Iran rocket explodes launchpad
Washington CNN  — 

An Iranian rocket exploded Thursday on the launch pad at the Khomeini Space Center in Iran, according to a US official familiar with an assessment of the incident.

The US has assessed the explosion most likely occurred during fueling operations, the official said.

A commercial satellite image taken on Thursday showed smoke rising from the launch pad.

The image was provided to CNN by Planet Labs Inc. and the Middlebury Institute of International Studies.

“Today’s image shows that they attempted to launch a satellite from their smaller launch pad, and that it failed,” Dave Schmerler, a senior research associate at the Middlebury Institute told CNN.

Schmerler added that Iran may make another attempt, “there is also activity at their larger launch pad, so Iran may try to launch the other satellite in the near future.”

NPR first published the images from Planet Labs.

The US has been closely following activity at the launch site, which the Iranians claim would put a peaceful satellite into orbit, but that the US sees as furthering Tehran’s missile development, multiple US officials tell CNN.

The space program utilizes the same technology that would be needed to launch an intercontinental ballistic missile.
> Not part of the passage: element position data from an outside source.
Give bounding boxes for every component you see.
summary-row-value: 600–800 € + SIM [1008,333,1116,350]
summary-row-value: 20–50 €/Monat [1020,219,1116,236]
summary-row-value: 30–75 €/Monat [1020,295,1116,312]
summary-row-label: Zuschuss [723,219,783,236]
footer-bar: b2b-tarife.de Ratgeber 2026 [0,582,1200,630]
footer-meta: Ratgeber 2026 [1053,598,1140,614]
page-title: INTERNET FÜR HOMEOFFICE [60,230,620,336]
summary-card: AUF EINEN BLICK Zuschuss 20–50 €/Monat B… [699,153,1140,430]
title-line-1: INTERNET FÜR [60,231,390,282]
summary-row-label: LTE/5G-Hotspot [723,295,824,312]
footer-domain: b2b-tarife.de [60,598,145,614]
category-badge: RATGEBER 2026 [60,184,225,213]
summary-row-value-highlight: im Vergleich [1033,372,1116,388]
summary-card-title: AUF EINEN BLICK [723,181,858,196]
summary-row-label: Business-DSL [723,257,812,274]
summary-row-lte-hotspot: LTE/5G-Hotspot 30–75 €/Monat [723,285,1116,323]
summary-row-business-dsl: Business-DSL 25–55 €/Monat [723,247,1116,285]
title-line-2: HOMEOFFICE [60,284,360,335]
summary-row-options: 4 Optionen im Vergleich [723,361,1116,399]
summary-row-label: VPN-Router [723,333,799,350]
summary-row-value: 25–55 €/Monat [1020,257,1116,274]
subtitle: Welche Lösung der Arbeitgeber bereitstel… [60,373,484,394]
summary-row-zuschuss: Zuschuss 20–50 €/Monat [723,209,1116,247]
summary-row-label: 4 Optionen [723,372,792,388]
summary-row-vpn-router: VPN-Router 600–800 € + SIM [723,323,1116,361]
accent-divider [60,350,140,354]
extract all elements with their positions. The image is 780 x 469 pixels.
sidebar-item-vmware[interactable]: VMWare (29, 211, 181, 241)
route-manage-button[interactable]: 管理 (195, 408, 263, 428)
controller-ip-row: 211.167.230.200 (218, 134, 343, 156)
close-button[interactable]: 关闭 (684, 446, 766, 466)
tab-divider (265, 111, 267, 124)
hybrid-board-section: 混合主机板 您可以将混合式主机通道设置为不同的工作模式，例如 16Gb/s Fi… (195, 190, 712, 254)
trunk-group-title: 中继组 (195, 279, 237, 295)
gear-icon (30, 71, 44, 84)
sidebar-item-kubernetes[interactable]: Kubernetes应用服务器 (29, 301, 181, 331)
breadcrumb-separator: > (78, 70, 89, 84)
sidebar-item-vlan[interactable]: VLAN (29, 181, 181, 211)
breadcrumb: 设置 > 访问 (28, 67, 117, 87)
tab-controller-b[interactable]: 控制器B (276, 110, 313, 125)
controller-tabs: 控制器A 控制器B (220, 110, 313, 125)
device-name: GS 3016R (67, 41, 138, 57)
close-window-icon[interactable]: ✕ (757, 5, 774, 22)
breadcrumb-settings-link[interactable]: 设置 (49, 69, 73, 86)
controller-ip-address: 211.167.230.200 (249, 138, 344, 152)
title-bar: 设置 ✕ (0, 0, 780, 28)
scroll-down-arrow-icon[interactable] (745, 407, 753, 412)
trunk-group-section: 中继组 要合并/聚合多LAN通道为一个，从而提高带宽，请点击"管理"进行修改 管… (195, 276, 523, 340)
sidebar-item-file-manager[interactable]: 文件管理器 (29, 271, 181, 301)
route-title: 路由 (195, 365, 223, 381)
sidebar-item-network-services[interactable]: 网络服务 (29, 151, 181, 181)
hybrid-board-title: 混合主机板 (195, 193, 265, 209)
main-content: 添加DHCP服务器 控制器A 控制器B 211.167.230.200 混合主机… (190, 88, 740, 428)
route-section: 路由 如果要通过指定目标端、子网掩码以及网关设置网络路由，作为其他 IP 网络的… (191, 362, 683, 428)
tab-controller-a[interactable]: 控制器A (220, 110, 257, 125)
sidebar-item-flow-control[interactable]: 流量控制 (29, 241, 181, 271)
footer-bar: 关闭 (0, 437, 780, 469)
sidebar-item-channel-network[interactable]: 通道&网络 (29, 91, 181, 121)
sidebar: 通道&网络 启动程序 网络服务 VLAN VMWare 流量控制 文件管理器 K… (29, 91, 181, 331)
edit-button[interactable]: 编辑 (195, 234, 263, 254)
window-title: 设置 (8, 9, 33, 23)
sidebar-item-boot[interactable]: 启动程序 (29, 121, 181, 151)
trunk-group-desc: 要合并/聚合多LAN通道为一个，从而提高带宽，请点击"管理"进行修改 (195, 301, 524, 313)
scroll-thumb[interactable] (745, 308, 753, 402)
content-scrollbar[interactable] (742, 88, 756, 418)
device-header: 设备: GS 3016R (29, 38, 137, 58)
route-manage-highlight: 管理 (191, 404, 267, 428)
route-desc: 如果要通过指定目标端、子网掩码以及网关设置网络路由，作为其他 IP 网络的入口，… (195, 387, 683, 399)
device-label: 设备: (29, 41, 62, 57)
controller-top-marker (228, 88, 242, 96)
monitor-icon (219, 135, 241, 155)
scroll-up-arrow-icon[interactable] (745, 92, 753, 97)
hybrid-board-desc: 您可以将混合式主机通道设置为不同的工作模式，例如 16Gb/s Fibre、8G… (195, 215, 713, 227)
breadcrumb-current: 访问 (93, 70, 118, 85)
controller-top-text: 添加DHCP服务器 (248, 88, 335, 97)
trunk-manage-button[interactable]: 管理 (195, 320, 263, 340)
Iranian missile launches are not barred under the 2015 nuclear deal that Tehran signed with the US, Russia, China, Germany, France, the United Kingdom and European Union. Iran is still largely, but not completely, adhering to the deal, which the US left in May 2018.

Several US defense and intelligence officials have told CNN that Iran is improving the range and accuracy of all its missiles and that has sparked concern that US allies and American troops in the region could be targeted by Iranian missiles in the event of a conflict with Tehran.

In recent months the US military has deployed additional missile defense capabilities to the Middle East, including Patriot missile systems, moves the US says are a response to an increased threat from Iran and its regions proxies.

Iran-backed Houthi rebels in Yemen have regularly fired missiles at targets in Saudi Arabia, missiles the US says have been clandestinely supplied by Iran’s government.